Hmph. Here it is - what? Thursday already?? - and I haven't posted since Monday. Sorry about that!
It seems I pissed some people off with my fake/pseudo pregnancy post. That wasn't my intention. (Believe it or not, I do care about the women and babies that I take care of!) My whole point with the pseudo/fake pregnancy post was simply this: we have noticed a dramatic increase in women presenting to L&D and the ER who claim to be pregnant, but in fact are not pregnant. Whether the women are convinced they are pregnant, have positive tests, or are mentally imbalanced are totally another story. Each woman has a different story to tell, and have different circumstances that lead up to their presentation for care.
Our (my) concern is that in the most serious cases, women are scoping out the L&D unit, to find a baby to kidnap and pass off as their own. These are the situations that we (I) dread the most. This is why we have such strict security measures, and why we question the validity of women who present for care on L&D, but are in fact, not pregnant. We are concerned about the safety of the genuinely pregnant women, and the babies they are birthing. We have to assume the worst - a potential abduction - in order to keep the hospital environment secure for pregnant women and their babies.
So, if you present to L&D or the ER and state that you're pregnant, and it's found that you're not actually pregnant, we are going on high alert. If you've been seen on the hospital security cameras (99% of the time, an image is caught), your picture will be posted in L&D, postpartum, NICU, newborn nursery, the ER, and in the security office. We take that step to protect ALL women and babies!
If you genuinely thought you were pregnant, had a positive test, and are now showing no diagnostic evidence of pregnancy, then perhaps you had a chemical pregnancy, or were recently pregnant and miscarried without your knowledge. I empathize with your loss, and I apologize if we come across to you as questioning whether you were in fact pregnant. See above security reasons why we question the validity of your pregnancy status.
And, to anonymous - do you really think that we (I) hate "poor/low income" people, and treat them different than private paying insured persons? While some nurses/docs might treat a poor/low income person different, I would like to think that I don't. Anonymous -- I've been there, in the poor/low income person's shoes -- for several years I might add! I worked hard to get out the hole I was stuck in. I definitely empathize with those on public assistance, because I recall the humility I felt when I was sitting there in the public welfare office to apply for assistance. I remember having to be seen in a clinic for prenatal care, and feeling like I was looked down as a 2nd class citizen. I remember not being believed when I was asked at every prenatal appointment if I smoked, drank or did drugs. (I didn't, and still don't.)
But I also remember the kind nurses in the L&D unit who did my biweekly NST's for high blood pressure issues. I still recall that nurse who did the majority of my NST's, referring to my unborn baby as Snickerdoodle. I still remember that, and get a kick out of it! I remember the wonderful L&D nurse at the delivery of my child (who is now a teenager). She had the most relaxing, soothing voice, and was my light at the end of the labor tunnel.

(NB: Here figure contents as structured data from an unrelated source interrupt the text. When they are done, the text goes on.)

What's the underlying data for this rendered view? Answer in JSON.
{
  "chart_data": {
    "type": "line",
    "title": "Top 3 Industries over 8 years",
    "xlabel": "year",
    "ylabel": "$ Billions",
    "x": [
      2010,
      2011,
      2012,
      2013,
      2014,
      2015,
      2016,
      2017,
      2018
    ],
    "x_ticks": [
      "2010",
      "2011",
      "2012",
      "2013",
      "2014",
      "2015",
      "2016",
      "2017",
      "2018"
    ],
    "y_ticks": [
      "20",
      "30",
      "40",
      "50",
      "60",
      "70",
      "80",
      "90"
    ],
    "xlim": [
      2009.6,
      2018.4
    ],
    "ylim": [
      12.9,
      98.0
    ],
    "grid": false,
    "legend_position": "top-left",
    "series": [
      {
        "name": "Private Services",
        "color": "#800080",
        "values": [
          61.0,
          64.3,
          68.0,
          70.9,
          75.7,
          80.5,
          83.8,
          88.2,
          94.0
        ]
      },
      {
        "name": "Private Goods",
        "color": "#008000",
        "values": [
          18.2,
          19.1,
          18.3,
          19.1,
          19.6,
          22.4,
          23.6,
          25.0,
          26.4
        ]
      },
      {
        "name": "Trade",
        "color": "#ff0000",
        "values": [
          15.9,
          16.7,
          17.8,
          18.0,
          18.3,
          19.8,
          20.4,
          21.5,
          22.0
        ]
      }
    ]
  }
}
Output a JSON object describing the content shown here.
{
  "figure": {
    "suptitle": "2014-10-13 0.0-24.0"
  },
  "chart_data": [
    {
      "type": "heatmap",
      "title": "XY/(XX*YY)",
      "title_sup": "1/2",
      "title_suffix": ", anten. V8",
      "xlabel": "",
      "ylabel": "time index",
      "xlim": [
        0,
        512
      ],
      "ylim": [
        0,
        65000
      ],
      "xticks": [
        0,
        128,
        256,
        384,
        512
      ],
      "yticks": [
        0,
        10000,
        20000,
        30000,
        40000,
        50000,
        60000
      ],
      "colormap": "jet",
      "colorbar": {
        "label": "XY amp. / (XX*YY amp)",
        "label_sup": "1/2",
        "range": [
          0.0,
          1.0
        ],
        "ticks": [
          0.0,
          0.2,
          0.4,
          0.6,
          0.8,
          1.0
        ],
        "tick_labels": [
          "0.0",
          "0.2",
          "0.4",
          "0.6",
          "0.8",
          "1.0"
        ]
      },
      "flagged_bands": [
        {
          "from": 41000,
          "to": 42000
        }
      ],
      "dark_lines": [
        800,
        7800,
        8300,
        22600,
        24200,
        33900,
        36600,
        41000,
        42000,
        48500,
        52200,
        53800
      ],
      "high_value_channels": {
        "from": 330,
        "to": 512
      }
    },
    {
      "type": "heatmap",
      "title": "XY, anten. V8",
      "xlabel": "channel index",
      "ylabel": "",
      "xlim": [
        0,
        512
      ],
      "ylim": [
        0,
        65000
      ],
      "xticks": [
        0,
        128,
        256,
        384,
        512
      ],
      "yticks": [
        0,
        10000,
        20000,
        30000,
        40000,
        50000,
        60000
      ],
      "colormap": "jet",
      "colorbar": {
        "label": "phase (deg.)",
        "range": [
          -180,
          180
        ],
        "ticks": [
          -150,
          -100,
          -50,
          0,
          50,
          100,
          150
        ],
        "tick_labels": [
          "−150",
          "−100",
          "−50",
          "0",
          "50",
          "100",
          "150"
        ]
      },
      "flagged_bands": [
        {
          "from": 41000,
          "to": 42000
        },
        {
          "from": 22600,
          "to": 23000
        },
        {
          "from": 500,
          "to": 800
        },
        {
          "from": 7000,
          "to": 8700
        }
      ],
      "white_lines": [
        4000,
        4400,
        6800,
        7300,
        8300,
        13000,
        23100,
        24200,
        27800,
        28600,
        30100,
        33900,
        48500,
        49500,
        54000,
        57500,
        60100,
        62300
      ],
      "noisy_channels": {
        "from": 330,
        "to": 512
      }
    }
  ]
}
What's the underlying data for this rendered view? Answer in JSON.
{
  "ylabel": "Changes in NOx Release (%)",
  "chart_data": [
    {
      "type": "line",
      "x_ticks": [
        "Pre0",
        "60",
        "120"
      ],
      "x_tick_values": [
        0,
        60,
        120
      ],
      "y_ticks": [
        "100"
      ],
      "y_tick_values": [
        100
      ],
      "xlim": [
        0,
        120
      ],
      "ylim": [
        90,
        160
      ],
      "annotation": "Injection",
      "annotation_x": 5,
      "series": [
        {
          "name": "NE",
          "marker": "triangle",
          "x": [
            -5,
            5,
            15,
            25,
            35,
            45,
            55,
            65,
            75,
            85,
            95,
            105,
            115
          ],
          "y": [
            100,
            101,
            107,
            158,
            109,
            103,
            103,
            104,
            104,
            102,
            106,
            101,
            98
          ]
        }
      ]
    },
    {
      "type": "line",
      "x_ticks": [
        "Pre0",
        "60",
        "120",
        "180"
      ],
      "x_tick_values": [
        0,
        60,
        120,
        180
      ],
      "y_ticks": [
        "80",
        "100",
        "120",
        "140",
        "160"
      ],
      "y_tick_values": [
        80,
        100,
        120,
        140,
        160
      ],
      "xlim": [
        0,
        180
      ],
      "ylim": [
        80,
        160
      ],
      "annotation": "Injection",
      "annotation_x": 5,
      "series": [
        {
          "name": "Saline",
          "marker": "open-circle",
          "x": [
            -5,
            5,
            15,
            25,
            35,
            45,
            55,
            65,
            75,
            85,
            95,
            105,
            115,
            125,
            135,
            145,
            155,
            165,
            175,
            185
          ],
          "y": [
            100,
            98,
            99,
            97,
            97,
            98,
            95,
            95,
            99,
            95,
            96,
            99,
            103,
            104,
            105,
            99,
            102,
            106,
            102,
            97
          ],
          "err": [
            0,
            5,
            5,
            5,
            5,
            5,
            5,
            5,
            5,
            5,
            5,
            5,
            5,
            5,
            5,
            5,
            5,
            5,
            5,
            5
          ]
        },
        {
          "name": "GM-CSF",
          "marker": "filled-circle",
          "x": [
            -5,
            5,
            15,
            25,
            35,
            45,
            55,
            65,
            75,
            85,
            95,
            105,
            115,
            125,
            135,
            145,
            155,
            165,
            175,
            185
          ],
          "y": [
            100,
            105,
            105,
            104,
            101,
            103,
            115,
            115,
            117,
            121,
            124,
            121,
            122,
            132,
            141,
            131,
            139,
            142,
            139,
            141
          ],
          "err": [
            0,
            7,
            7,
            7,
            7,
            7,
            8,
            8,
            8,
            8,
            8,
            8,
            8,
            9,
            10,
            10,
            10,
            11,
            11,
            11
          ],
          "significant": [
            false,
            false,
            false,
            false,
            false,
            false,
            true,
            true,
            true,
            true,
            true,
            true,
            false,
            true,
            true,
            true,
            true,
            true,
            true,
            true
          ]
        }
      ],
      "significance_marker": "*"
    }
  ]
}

So, please don't try and lump all healthcare providers as uncaring, or hateful of the people we care for.
Also, let me reinforce this: I change information in my posts, either combining different patients into one situation presented, or changing information around, so I am not posting about someone or a situation that could be recognized. I make up or change names, age/parity, gender of the babies, gestational age, and other identifying information. I might make a post that is a generalization of a situation I see frequently. Anything to protect the privacy of those that I care for on L&D. But at the same time, I do give my opinion or rant about certain things that drive me up the wall at that moment in time. Sometimes I might come across as negative, but realize that this is my outlet to vent my frustrations. Deep down inside, I love being a L&D nurse!